In September, St. Boniface will pay tribute to the man whose activism re-established French as an official language in Manitoba. The bust will be located at Provencher Park in the heart of the community.
“After Louis Riel, he’s number two in importance in the advancement of culture and the protection of French language rights. He was an activist all his life,” said his friend, Marcien Ferland, 82, from his home in La Salle Thursday.

This week marked a minor milestone in Ferland’s campaign — le comité du monument Georges-Forest — with commitments of $10,000 from the Winnipeg Foundation and another $5,000 from the Vielfaure family. The goal is $70,000, and $55,000 has been raised to date.

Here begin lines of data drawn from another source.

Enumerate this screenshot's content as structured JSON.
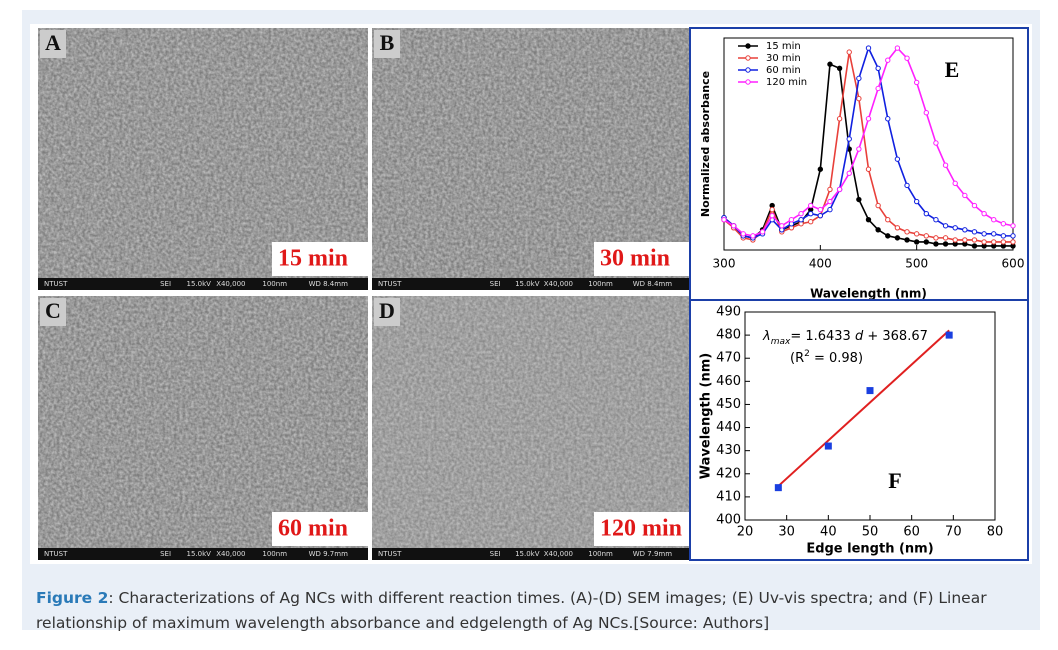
{
  "panels": [
    {
      "label": "A",
      "time": "15 min",
      "footer": [
        "NTUST",
        "SEI",
        "15.0kV",
        "X40,000",
        "100nm",
        "WD 8.4mm"
      ]
    },
    {
      "label": "B",
      "time": "30 min",
      "footer": [
        "NTUST",
        "SEI",
        "15.0kV",
        "X40,000",
        "100nm",
        "WD 8.4mm"
      ]
    },
    {
      "label": "C",
      "time": "60 min",
      "footer": [
        "NTUST",
        "SEI",
        "15.0kV",
        "X40,000",
        "100nm",
        "WD 9.7mm"
      ]
    },
    {
      "label": "D",
      "time": "120 min",
      "footer": [
        "NTUST",
        "SEI",
        "15.0kV",
        "X40,000",
        "100nm",
        "WD 7.9mm"
      ]
    }
  ],
  "chart_data": [
    {
      "type": "line",
      "panel_label": "E",
      "y_label": "Normalized absorbance",
      "x_label": "Wavelength (nm)",
      "xlim": [
        300,
        600
      ],
      "xticks": [
        300,
        400,
        500,
        600
      ],
      "ylim": [
        0,
        1.05
      ],
      "legend": "top-left",
      "x": [
        300,
        310,
        320,
        330,
        340,
        350,
        360,
        370,
        380,
        390,
        400,
        410,
        420,
        430,
        440,
        450,
        460,
        470,
        480,
        490,
        500,
        510,
        520,
        530,
        540,
        550,
        560,
        570,
        580,
        590,
        600
      ],
      "series": [
        {
          "name": "15 min",
          "color": "#000000",
          "values": [
            0.16,
            0.12,
            0.07,
            0.06,
            0.1,
            0.22,
            0.1,
            0.12,
            0.14,
            0.2,
            0.4,
            0.92,
            0.9,
            0.5,
            0.25,
            0.15,
            0.1,
            0.07,
            0.06,
            0.05,
            0.04,
            0.04,
            0.03,
            0.03,
            0.03,
            0.03,
            0.02,
            0.02,
            0.02,
            0.02,
            0.02
          ]
        },
        {
          "name": "30 min",
          "color": "#e8403a",
          "values": [
            0.15,
            0.11,
            0.06,
            0.05,
            0.09,
            0.2,
            0.09,
            0.11,
            0.13,
            0.14,
            0.17,
            0.3,
            0.65,
            0.98,
            0.75,
            0.4,
            0.22,
            0.15,
            0.11,
            0.09,
            0.08,
            0.07,
            0.06,
            0.06,
            0.05,
            0.05,
            0.05,
            0.04,
            0.04,
            0.04,
            0.04
          ]
        },
        {
          "name": "60 min",
          "color": "#1020e0",
          "values": [
            0.16,
            0.12,
            0.07,
            0.06,
            0.08,
            0.15,
            0.1,
            0.13,
            0.15,
            0.18,
            0.17,
            0.2,
            0.3,
            0.55,
            0.85,
            1.0,
            0.9,
            0.65,
            0.45,
            0.32,
            0.24,
            0.18,
            0.15,
            0.12,
            0.11,
            0.1,
            0.09,
            0.08,
            0.08,
            0.07,
            0.07
          ]
        },
        {
          "name": "120 min",
          "color": "#ff20ff",
          "values": [
            0.15,
            0.12,
            0.08,
            0.07,
            0.09,
            0.17,
            0.12,
            0.15,
            0.18,
            0.22,
            0.2,
            0.24,
            0.3,
            0.38,
            0.5,
            0.65,
            0.8,
            0.94,
            1.0,
            0.95,
            0.83,
            0.68,
            0.53,
            0.42,
            0.33,
            0.27,
            0.22,
            0.18,
            0.15,
            0.13,
            0.12
          ]
        }
      ]
    },
    {
      "type": "scatter",
      "panel_label": "F",
      "y_label": "Wavelength (nm)",
      "x_label": "Edge length (nm)",
      "xlim": [
        20,
        80
      ],
      "xticks": [
        20,
        30,
        40,
        50,
        60,
        70,
        80
      ],
      "ylim": [
        400,
        490
      ],
      "yticks": [
        400,
        410,
        420,
        430,
        440,
        450,
        460,
        470,
        480,
        490
      ],
      "x": [
        28,
        40,
        50,
        69
      ],
      "values": [
        414,
        432,
        456,
        480
      ],
      "color": "#1a3fe0",
      "fit": {
        "x": [
          28,
          69
        ],
        "y": [
          414.68,
          482.06
        ],
        "color": "#e02020"
      },
      "equation": [
        "λ",
        "max",
        "= 1.6433 ",
        "d",
        " + 368.67"
      ],
      "r2": [
        "(R",
        "2",
        " = 0.98)"
      ]
    }
  ],
  "caption": {
    "label": "Figure 2",
    "text": ": Characterizations of Ag NCs with different reaction times. (A)-(D) SEM images; (E) Uv-vis spectra; and (F) Linear relationship of maximum wavelength absorbance and edgelength of Ag NCs.[Source: Authors]"
  }
}
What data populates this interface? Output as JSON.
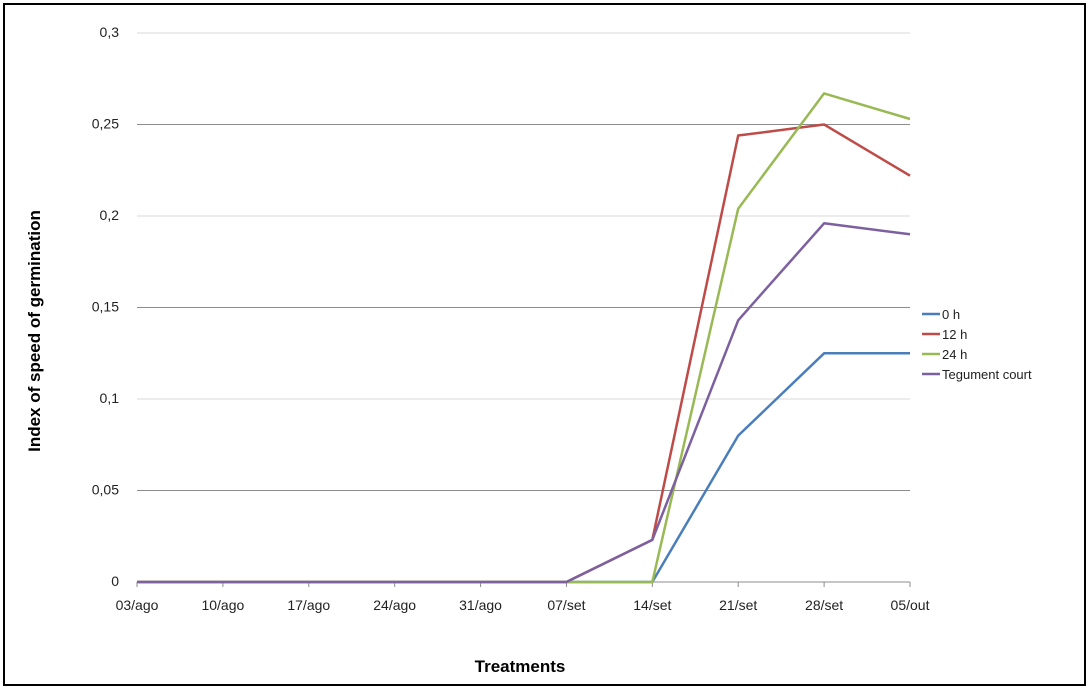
{
  "chart_data": {
    "type": "line",
    "xlabel": "Treatments",
    "ylabel": "Index of speed of germination",
    "categories": [
      "03/ago",
      "10/ago",
      "17/ago",
      "24/ago",
      "31/ago",
      "07/set",
      "14/set",
      "21/set",
      "28/set",
      "05/out"
    ],
    "ylim": [
      0,
      0.3
    ],
    "yticks": [
      "0",
      "0,05",
      "0,1",
      "0,15",
      "0,2",
      "0,25",
      "0,3"
    ],
    "grid": "horizontal",
    "legend_position": "right",
    "series": [
      {
        "name": "0 h",
        "color": "#4a7ebb",
        "values": [
          0,
          0,
          0,
          0,
          0,
          0,
          0,
          0.08,
          0.125,
          0.125
        ]
      },
      {
        "name": "12 h",
        "color": "#be4b48",
        "values": [
          0,
          0,
          0,
          0,
          0,
          0,
          0.023,
          0.244,
          0.25,
          0.222
        ]
      },
      {
        "name": "24 h",
        "color": "#98b954",
        "values": [
          0,
          0,
          0,
          0,
          0,
          0,
          0,
          0.204,
          0.267,
          0.253
        ]
      },
      {
        "name": "Tegument court",
        "color": "#7d60a0",
        "values": [
          0,
          0,
          0,
          0,
          0,
          0,
          0.023,
          0.143,
          0.196,
          0.19
        ]
      }
    ]
  }
}
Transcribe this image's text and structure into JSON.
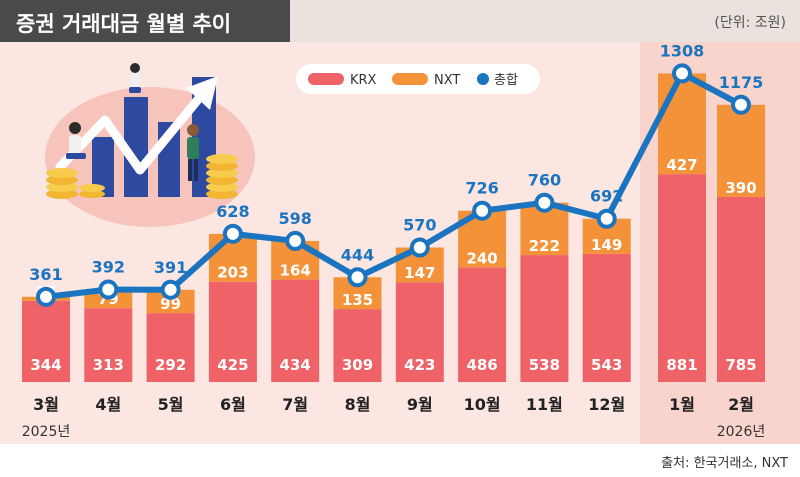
{
  "header": {
    "title": "증권 거래대금 월별 추이",
    "unit": "(단위: 조원)"
  },
  "footer": {
    "source": "출처: 한국거래소, NXT"
  },
  "colors": {
    "krx": "#ee6268",
    "nxt": "#f4923a",
    "total": "#1b74c0",
    "panel": "#fbe6e1",
    "highlight_panel": "#f8d4cc"
  },
  "illustration": "people-with-rising-chart-and-coins",
  "chart_data": {
    "type": "bar",
    "stacked": true,
    "categories": [
      "3월",
      "4월",
      "5월",
      "6월",
      "7월",
      "8월",
      "9월",
      "10월",
      "11월",
      "12월",
      "1월",
      "2월"
    ],
    "year_labels": [
      {
        "label": "2025년",
        "category": "3월"
      },
      {
        "label": "2026년",
        "category": "2월"
      }
    ],
    "highlighted_categories": [
      "1월",
      "2월"
    ],
    "series": [
      {
        "name": "KRX",
        "kind": "bar",
        "values": [
          344,
          313,
          292,
          425,
          434,
          309,
          423,
          486,
          538,
          543,
          881,
          785
        ]
      },
      {
        "name": "NXT",
        "kind": "bar",
        "values": [
          17,
          79,
          99,
          203,
          164,
          135,
          147,
          240,
          222,
          149,
          427,
          390
        ]
      },
      {
        "name": "총합",
        "kind": "line",
        "values": [
          361,
          392,
          391,
          628,
          598,
          444,
          570,
          726,
          760,
          692,
          1308,
          1175
        ]
      }
    ],
    "legend": [
      "KRX",
      "NXT",
      "총합"
    ],
    "legend_position": "top-center",
    "ylim": [
      0,
      1420
    ],
    "grid": false
  }
}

Sculptor Miguel Joyal will create the bust, which will capture Forest’s signature beard. It will stand a little under one metre high, weigh about 73 kilograms, and rest on a thick granite base mounted on a concrete platform. The structure will reach a height of over two metres.
“It’s going up as a centerpiece in a development underway in the park, on the corner of Langevin (Street) and Provencher Boulevard,” Ferland said.
Paving is complete for the triangular piece of land where the bust will provide focus as the first monument to catch the eye of visitors as they stroll into the park under a new archway.
Festival du Voyageur organizers also paid tribute to Forest’s memory this year, marking the 50th anniversary of the festival, of which he was a founder.
George and his wife, Anita Forest, were the “first voyageurs officials” during the inaugural festival. Forest died 29 years ago on Valentine’s Day at the Festival du Voyageur while jigging at an event.
Forest’s battles for the French language made him a legal legend.
He staged a hunger strike in 1971 to preserve French language rights when St. Boniface was amalgamated into the city of Winnipeg.
The Manitoba Historical Society’s website outlines the constitutional crisis he triggered over the parking ticket fracas.

“The Forest case, which began in 1975 and ended at the end of 1979, led to the re-establishment of French as the official language of Manitoba, 89 years after that status was revoked,” the online site noted.
Ferland said he remembered the constitutional crisis culminated in an all-night session where MLAs were up from dusk to dawn passing the remaining outstanding laws in both French and English, so they’d be legal.
“The law said specifically, it (any law) had to be passed in both languages. Louis Riel and his government insisted that laws had to be passed in both languages. That’s key,” Ferland said.